Bake and shark is a traditional fast food dish of Trinidadian cuisine prepared using fried flatbread, shark meat and additional ingredients. It is a classic street food dish that is sold at a multitude of food stalls and cookshops all over Trinidad and Tobago.

== Preparation ==
It consists of a fried flatbread ("bake") filled with fried pieces of shark meat and various other ingredients and sauces. Before frying, the shark meat is either seasoned with a herb blend and breaded, or marinated in a mix of lemon juice, onion, garlic, thyme and Capsicum chinense. Popular additional ingredients are lettuce, coleslaw, tomatoes or pineapple; liquid condiments commonly used are mustard, ketchup, garlic sauce, chili sauce or a sauce made from culantro. In Trinidad, bake and shark is widely associated with Maracas beach on the Northern coast as it features a multitude of bake and shark stands, and the needed shark is caught in the offshore surf.

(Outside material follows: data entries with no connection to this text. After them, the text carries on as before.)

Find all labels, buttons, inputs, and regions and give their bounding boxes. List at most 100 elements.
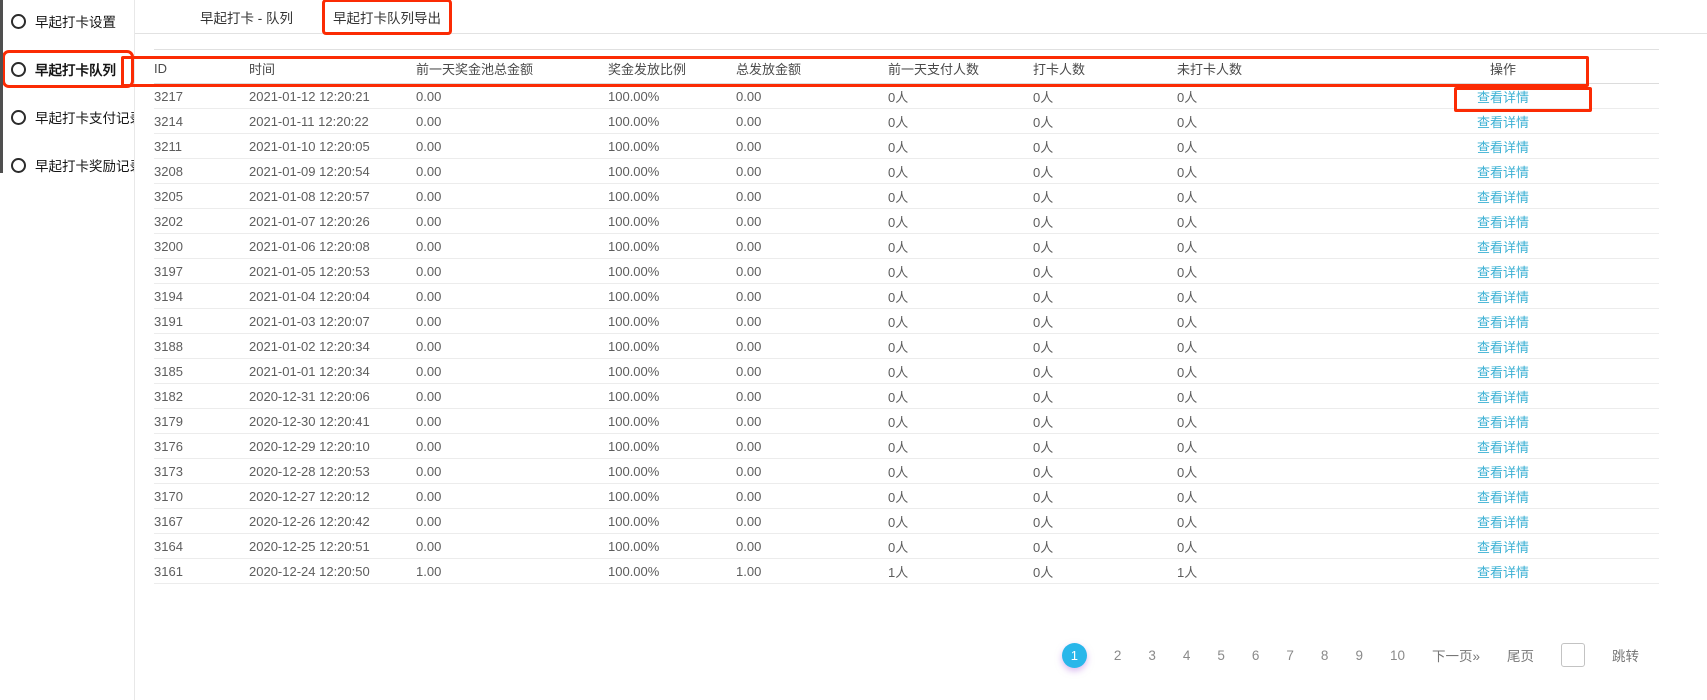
cell-paid-count: 0人	[888, 337, 1033, 356]
cell-ratio: 100.00%	[608, 164, 736, 179]
cell-action: 查看详情	[1347, 212, 1659, 231]
cell-paid-count: 0人	[888, 512, 1033, 531]
sidebar-item-2[interactable]: 早起打卡支付记录	[2, 98, 134, 136]
cell-id: 3214	[154, 114, 249, 129]
cell-pool-amount: 0.00	[416, 389, 608, 404]
cell-pool-amount: 0.00	[416, 339, 608, 354]
cell-ratio: 100.00%	[608, 264, 736, 279]
cell-action: 查看详情	[1347, 137, 1659, 156]
cell-total-amount: 0.00	[736, 164, 888, 179]
cell-checked-count: 0人	[1033, 387, 1177, 406]
cell-action: 查看详情	[1347, 487, 1659, 506]
page-number-10[interactable]: 10	[1390, 648, 1405, 663]
cell-id: 3208	[154, 164, 249, 179]
page-number-8[interactable]: 8	[1321, 648, 1329, 663]
cell-action: 查看详情	[1347, 112, 1659, 131]
sidebar-item-0[interactable]: 早起打卡设置	[2, 2, 134, 40]
page-number-5[interactable]: 5	[1217, 648, 1225, 663]
view-detail-link[interactable]: 查看详情	[1477, 115, 1529, 130]
cell-unchecked-count: 0人	[1177, 87, 1347, 106]
page-number-7[interactable]: 7	[1286, 648, 1294, 663]
queue-table: ID时间前一天奖金池总金额奖金发放比例总发放金额前一天支付人数打卡人数未打卡人数…	[154, 49, 1659, 584]
cell-time: 2021-01-03 12:20:07	[249, 314, 416, 329]
cell-time: 2020-12-28 12:20:53	[249, 464, 416, 479]
view-detail-link[interactable]: 查看详情	[1477, 215, 1529, 230]
page-number-2[interactable]: 2	[1114, 648, 1122, 663]
cell-paid-count: 0人	[888, 437, 1033, 456]
view-detail-link[interactable]: 查看详情	[1477, 540, 1529, 555]
view-detail-link[interactable]: 查看详情	[1477, 565, 1529, 580]
view-detail-link[interactable]: 查看详情	[1477, 240, 1529, 255]
cell-id: 3161	[154, 564, 249, 579]
table-row: 3173 2020-12-28 12:20:53 0.00 100.00% 0.…	[154, 459, 1659, 484]
sidebar-item-label: 早起打卡支付记录	[35, 107, 135, 127]
view-detail-link[interactable]: 查看详情	[1477, 415, 1529, 430]
cell-unchecked-count: 0人	[1177, 437, 1347, 456]
cell-checked-count: 0人	[1033, 212, 1177, 231]
cell-action: 查看详情	[1347, 237, 1659, 256]
sidebar-item-3[interactable]: 早起打卡奖励记录	[2, 146, 134, 184]
view-detail-link[interactable]: 查看详情	[1477, 490, 1529, 505]
cell-id: 3179	[154, 414, 249, 429]
view-detail-link[interactable]: 查看详情	[1477, 265, 1529, 280]
cell-pool-amount: 0.00	[416, 439, 608, 454]
cell-pool-amount: 0.00	[416, 539, 608, 554]
sidebar-item-1[interactable]: 早起打卡队列	[2, 50, 134, 88]
view-detail-link[interactable]: 查看详情	[1477, 140, 1529, 155]
cell-unchecked-count: 1人	[1177, 562, 1347, 581]
cell-time: 2020-12-30 12:20:41	[249, 414, 416, 429]
cell-total-amount: 0.00	[736, 539, 888, 554]
view-detail-link[interactable]: 查看详情	[1477, 190, 1529, 205]
page-number-4[interactable]: 4	[1183, 648, 1191, 663]
cell-checked-count: 0人	[1033, 437, 1177, 456]
cell-time: 2020-12-24 12:20:50	[249, 564, 416, 579]
page-number-9[interactable]: 9	[1355, 648, 1363, 663]
cell-unchecked-count: 0人	[1177, 112, 1347, 131]
cell-ratio: 100.00%	[608, 239, 736, 254]
cell-total-amount: 0.00	[736, 464, 888, 479]
page-number-6[interactable]: 6	[1252, 648, 1260, 663]
page-number-1[interactable]: 1	[1062, 643, 1087, 668]
view-detail-link[interactable]: 查看详情	[1477, 440, 1529, 455]
table-row: 3188 2021-01-02 12:20:34 0.00 100.00% 0.…	[154, 334, 1659, 359]
cell-ratio: 100.00%	[608, 364, 736, 379]
cell-id: 3205	[154, 189, 249, 204]
cell-paid-count: 0人	[888, 462, 1033, 481]
table-row: 3214 2021-01-11 12:20:22 0.00 100.00% 0.…	[154, 109, 1659, 134]
jump-button[interactable]: 跳转	[1612, 645, 1639, 665]
cell-paid-count: 0人	[888, 187, 1033, 206]
cell-paid-count: 0人	[888, 262, 1033, 281]
view-detail-link[interactable]: 查看详情	[1477, 340, 1529, 355]
cell-pool-amount: 1.00	[416, 564, 608, 579]
jump-page-input[interactable]	[1561, 643, 1585, 667]
radio-circle-icon	[11, 14, 26, 29]
cell-unchecked-count: 0人	[1177, 412, 1347, 431]
sidebar-item-label: 早起打卡设置	[35, 11, 116, 31]
cell-action: 查看详情	[1347, 362, 1659, 381]
view-detail-link[interactable]: 查看详情	[1477, 315, 1529, 330]
view-detail-link[interactable]: 查看详情	[1477, 515, 1529, 530]
cell-total-amount: 0.00	[736, 289, 888, 304]
table-row: 3200 2021-01-06 12:20:08 0.00 100.00% 0.…	[154, 234, 1659, 259]
view-detail-link[interactable]: 查看详情	[1477, 390, 1529, 405]
cell-unchecked-count: 0人	[1177, 237, 1347, 256]
view-detail-link[interactable]: 查看详情	[1477, 290, 1529, 305]
view-detail-link[interactable]: 查看详情	[1477, 365, 1529, 380]
cell-time: 2020-12-26 12:20:42	[249, 514, 416, 529]
last-page-button[interactable]: 尾页	[1507, 645, 1534, 665]
cell-unchecked-count: 0人	[1177, 487, 1347, 506]
cell-paid-count: 0人	[888, 112, 1033, 131]
cell-checked-count: 0人	[1033, 187, 1177, 206]
cell-checked-count: 0人	[1033, 162, 1177, 181]
view-detail-link[interactable]: 查看详情	[1477, 465, 1529, 480]
cell-pool-amount: 0.00	[416, 314, 608, 329]
view-detail-link[interactable]: 查看详情	[1477, 90, 1529, 105]
next-page-button[interactable]: 下一页»	[1432, 645, 1480, 665]
tab-1[interactable]: 早起打卡队列导出	[322, 0, 452, 35]
view-detail-link[interactable]: 查看详情	[1477, 165, 1529, 180]
page-number-3[interactable]: 3	[1148, 648, 1156, 663]
cell-checked-count: 0人	[1033, 237, 1177, 256]
cell-time: 2020-12-29 12:20:10	[249, 439, 416, 454]
tab-0[interactable]: 早起打卡 - 队列	[189, 0, 304, 35]
table-row: 3176 2020-12-29 12:20:10 0.00 100.00% 0.…	[154, 434, 1659, 459]
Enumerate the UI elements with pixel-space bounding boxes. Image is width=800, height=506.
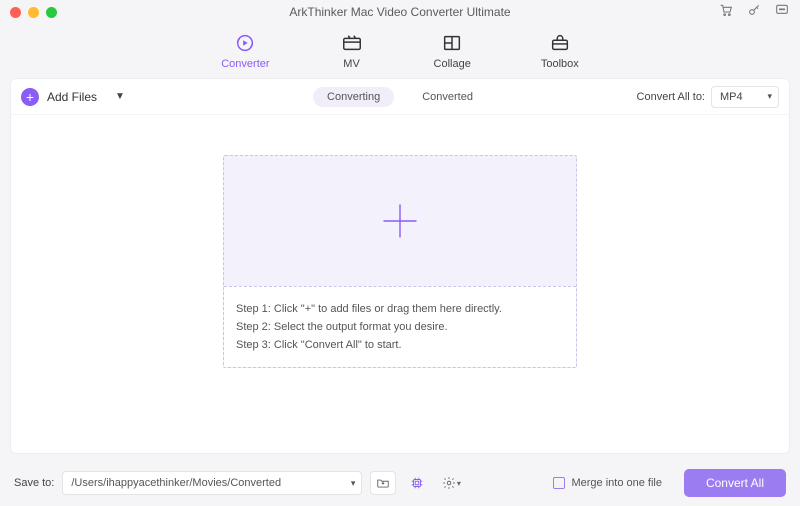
convert-all-to-label: Convert All to: xyxy=(637,91,705,103)
key-icon[interactable] xyxy=(746,2,762,23)
plus-icon: + xyxy=(21,88,39,106)
add-files-button[interactable]: + Add Files ▼ xyxy=(21,88,125,106)
plus-large-icon xyxy=(378,199,422,243)
tab-label: Converter xyxy=(221,58,269,70)
output-format-value: MP4 xyxy=(720,91,743,103)
tab-label: MV xyxy=(343,58,360,70)
chevron-down-icon: ▾ xyxy=(457,479,461,488)
gpu-accel-button[interactable] xyxy=(404,471,430,495)
window-title: ArkThinker Mac Video Converter Ultimate xyxy=(0,5,800,19)
collage-icon xyxy=(440,32,464,54)
cart-icon[interactable] xyxy=(718,2,734,23)
save-to-label: Save to: xyxy=(14,477,54,489)
chip-icon xyxy=(410,476,424,490)
convert-all-button[interactable]: Convert All xyxy=(684,469,786,497)
folder-open-icon xyxy=(376,476,390,490)
step-2: Step 2: Select the output format you des… xyxy=(236,321,564,333)
mv-icon xyxy=(340,32,364,54)
checkbox-icon xyxy=(553,477,565,489)
open-folder-button[interactable] xyxy=(370,471,396,495)
status-tabs: Converting Converted xyxy=(313,87,487,107)
converter-icon xyxy=(233,32,257,54)
tab-label: Toolbox xyxy=(541,58,579,70)
drop-zone[interactable]: Step 1: Click "+" to add files or drag t… xyxy=(223,155,577,368)
bottom-bar: Save to: /Users/ihappyacethinker/Movies/… xyxy=(0,460,800,506)
tab-mv[interactable]: MV xyxy=(340,32,364,70)
save-path-select[interactable]: /Users/ihappyacethinker/Movies/Converted xyxy=(62,471,362,495)
toolbar: + Add Files ▼ Converting Converted Conve… xyxy=(11,79,789,115)
settings-button[interactable]: ▾ xyxy=(438,471,464,495)
toolbox-icon xyxy=(548,32,572,54)
add-files-label: Add Files xyxy=(47,90,97,104)
save-path-value: /Users/ihappyacethinker/Movies/Converted xyxy=(71,477,281,489)
main-panel: + Add Files ▼ Converting Converted Conve… xyxy=(10,78,790,454)
chevron-down-icon[interactable]: ▼ xyxy=(115,91,125,102)
step-1: Step 1: Click "+" to add files or drag t… xyxy=(236,303,564,315)
instructions: Step 1: Click "+" to add files or drag t… xyxy=(224,286,576,367)
top-nav: Converter MV Collage Toolbox xyxy=(0,24,800,78)
tab-converter[interactable]: Converter xyxy=(221,32,269,70)
feedback-icon[interactable] xyxy=(774,2,790,23)
tab-converted[interactable]: Converted xyxy=(408,87,487,107)
merge-checkbox[interactable]: Merge into one file xyxy=(553,477,662,489)
output-format-select[interactable]: MP4 xyxy=(711,86,779,108)
step-3: Step 3: Click "Convert All" to start. xyxy=(236,339,564,351)
tab-toolbox[interactable]: Toolbox xyxy=(541,32,579,70)
titlebar: ArkThinker Mac Video Converter Ultimate xyxy=(0,0,800,24)
add-files-dropzone[interactable] xyxy=(224,156,576,286)
gear-icon xyxy=(442,476,456,490)
tab-converting[interactable]: Converting xyxy=(313,87,394,107)
merge-label: Merge into one file xyxy=(571,477,662,489)
tab-collage[interactable]: Collage xyxy=(434,32,471,70)
tab-label: Collage xyxy=(434,58,471,70)
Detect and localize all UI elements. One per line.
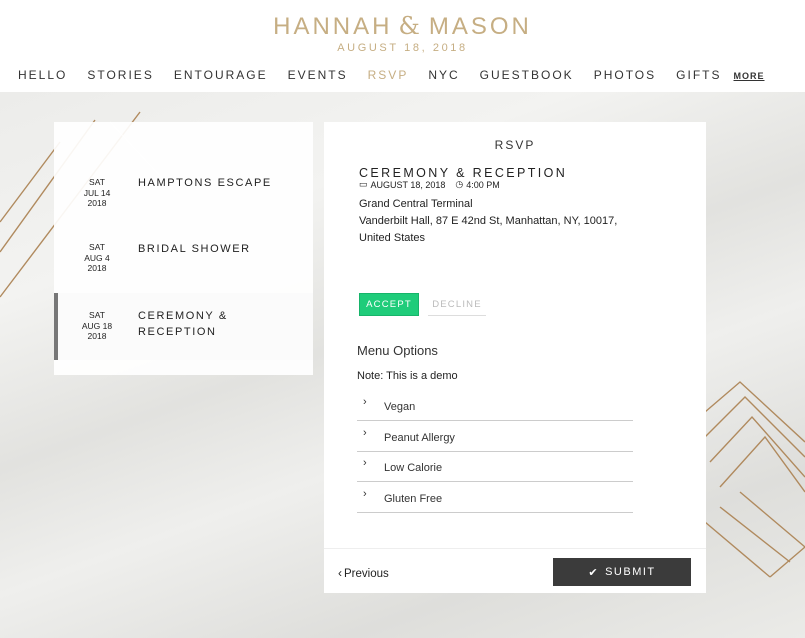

== Environmental problems ==
As apex predators, sharks are of high importance for the ocean as an ecosystem. Through overfishing, many shark species are endangered. Apart from ethical problems this also causes economic problems as the demand for shark meat in Trinidad cannot be covered any more. Often catfish and ray are used as substitutes and are declared incorrectly. In return, bake and shark stalls sometimes advertise for using shark meat instead of cheaper alternatives.